North Korea has ordered all medical schools in the country to start manufacturing and selling basic drugs to cover a shortage caused by the COVID-19 pandemic, sources in the country told RFA.
Drug stocks in the country have dwindled during the pandemic as factories struggle to source raw materials from China. North Korea and China closed the China-Korea border in January 2020 and suspended all trade.
Although limited trade between the countries has resumed, the lack of drug supply means that universities have been brought on stream to help meet demand.
“A pharmacy will operate at Pyongsong Medical University from today,” a source in South Pyongan province, north of the capital Pyongyang, told RFA’s Korean service on Sept. 1 undercover anonymity for security reasons.
“The pharmacy will sell basic drugs made by the university,” she said. “They will sell traditional Korean medicines and new medicines…at a 20% discount from the market price.”
The pharmacy sells a traditional medicine called pedoksan, which is a herbal treatment for high fever or acute bronchitis. It also kills a kind of parasitic worm. The so-called “new drugs” are what North Koreans call synthetic fever reducers like aspirin and hand sanitizer.

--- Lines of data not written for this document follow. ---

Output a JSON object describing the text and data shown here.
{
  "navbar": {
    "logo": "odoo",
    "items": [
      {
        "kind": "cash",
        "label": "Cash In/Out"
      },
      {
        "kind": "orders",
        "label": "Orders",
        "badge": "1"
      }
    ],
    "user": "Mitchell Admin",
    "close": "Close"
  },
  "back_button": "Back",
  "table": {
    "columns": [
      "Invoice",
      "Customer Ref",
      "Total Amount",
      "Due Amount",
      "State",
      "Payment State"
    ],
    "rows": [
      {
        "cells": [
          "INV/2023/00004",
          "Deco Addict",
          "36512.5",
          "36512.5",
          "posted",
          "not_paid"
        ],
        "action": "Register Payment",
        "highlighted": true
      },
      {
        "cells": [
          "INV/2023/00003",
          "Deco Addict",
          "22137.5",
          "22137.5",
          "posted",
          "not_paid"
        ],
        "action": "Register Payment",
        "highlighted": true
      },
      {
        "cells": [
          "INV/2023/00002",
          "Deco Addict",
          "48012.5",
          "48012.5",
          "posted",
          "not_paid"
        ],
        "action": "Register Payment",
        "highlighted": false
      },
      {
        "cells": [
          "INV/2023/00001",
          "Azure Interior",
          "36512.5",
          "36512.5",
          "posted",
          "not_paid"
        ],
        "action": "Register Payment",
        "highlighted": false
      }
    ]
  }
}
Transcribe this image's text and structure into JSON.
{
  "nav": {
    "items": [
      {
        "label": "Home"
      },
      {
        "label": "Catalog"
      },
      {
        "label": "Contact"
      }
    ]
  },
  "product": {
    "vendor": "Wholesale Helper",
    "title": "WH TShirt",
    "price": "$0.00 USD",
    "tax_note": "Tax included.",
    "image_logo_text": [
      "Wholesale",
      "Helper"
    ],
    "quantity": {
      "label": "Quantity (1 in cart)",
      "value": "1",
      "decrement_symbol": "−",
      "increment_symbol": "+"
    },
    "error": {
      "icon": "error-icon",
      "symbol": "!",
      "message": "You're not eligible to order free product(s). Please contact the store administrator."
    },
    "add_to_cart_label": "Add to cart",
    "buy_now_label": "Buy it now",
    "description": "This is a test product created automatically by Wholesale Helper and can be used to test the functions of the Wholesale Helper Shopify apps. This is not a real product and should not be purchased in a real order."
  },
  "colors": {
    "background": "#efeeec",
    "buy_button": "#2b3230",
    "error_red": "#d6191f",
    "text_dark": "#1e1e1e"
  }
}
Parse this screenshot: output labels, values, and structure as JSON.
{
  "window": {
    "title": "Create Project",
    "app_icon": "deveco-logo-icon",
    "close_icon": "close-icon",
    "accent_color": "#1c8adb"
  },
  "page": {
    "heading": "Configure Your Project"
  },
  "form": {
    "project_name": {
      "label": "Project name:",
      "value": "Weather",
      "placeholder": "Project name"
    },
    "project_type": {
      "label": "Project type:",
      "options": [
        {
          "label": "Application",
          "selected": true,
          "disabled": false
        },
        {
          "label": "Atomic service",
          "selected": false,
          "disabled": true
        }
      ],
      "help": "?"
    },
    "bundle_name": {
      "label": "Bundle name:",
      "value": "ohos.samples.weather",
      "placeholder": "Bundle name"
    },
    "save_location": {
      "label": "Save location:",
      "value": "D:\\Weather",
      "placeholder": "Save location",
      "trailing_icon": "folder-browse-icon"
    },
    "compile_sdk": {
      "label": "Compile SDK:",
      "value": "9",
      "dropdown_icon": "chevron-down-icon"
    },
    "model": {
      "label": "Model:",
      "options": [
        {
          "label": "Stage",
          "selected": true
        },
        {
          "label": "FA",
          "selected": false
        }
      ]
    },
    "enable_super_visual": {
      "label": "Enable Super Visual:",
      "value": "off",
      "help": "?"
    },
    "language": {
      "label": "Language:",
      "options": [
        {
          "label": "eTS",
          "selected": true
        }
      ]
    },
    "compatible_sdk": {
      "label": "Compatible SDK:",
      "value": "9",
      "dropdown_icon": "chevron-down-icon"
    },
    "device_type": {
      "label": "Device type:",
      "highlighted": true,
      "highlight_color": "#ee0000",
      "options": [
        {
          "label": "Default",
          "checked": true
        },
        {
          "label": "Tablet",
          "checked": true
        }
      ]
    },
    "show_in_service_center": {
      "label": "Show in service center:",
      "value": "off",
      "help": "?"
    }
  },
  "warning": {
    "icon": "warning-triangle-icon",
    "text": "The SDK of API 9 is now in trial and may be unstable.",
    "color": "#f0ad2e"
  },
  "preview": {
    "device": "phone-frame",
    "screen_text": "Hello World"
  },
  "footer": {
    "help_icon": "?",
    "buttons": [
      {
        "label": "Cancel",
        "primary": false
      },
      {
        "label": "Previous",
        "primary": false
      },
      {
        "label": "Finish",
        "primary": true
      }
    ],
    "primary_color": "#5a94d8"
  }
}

All income generated from the school pharmacy will be used to purchase raw materials to manufacture more drugs and for running costs of the school, according to the source.
Under the old health care system in North Korea, drugs were manufactured by factories under the Ministry of Public Health and distributed to patients free of charge through drug management centers across the country. .
But the medical system began to crumble under the strain of the economic hardships of the 1990s, including the 1994-98 famine. From now on, treatments and medicines are only accessible to those who can afford them.
The medical university in Sinuiju, the town across the Yalu River border from Dandong in China, will operate a 24-hour pharmacy selling fever-relievers and laxatives, a resident told RFA under anonymous to speak freely.
“The drugs sold at the medical college pharmacy are made by students,” she said. “Paedoksan is produced by trainees who are about to graduate from the pharmacology program at Sinuiju Medical University. Interns in the New Drugs department make aspirin, glucose, and IVs.
“Using medical university pharmacies seems like a way for them to deal with a severe shortage of drugs,” she said. “The number of deaths has increased due to the increasing number of suspected COVID-19 patients and the spread of waterborne diseases during the rainy season.”
The source said she didn’t believe people were worried about the side effects of drugs made by the students, but were happy to have any medicine.
Translated by Claire Shinyoung Oh Lee. Written in English by Eugene Whong.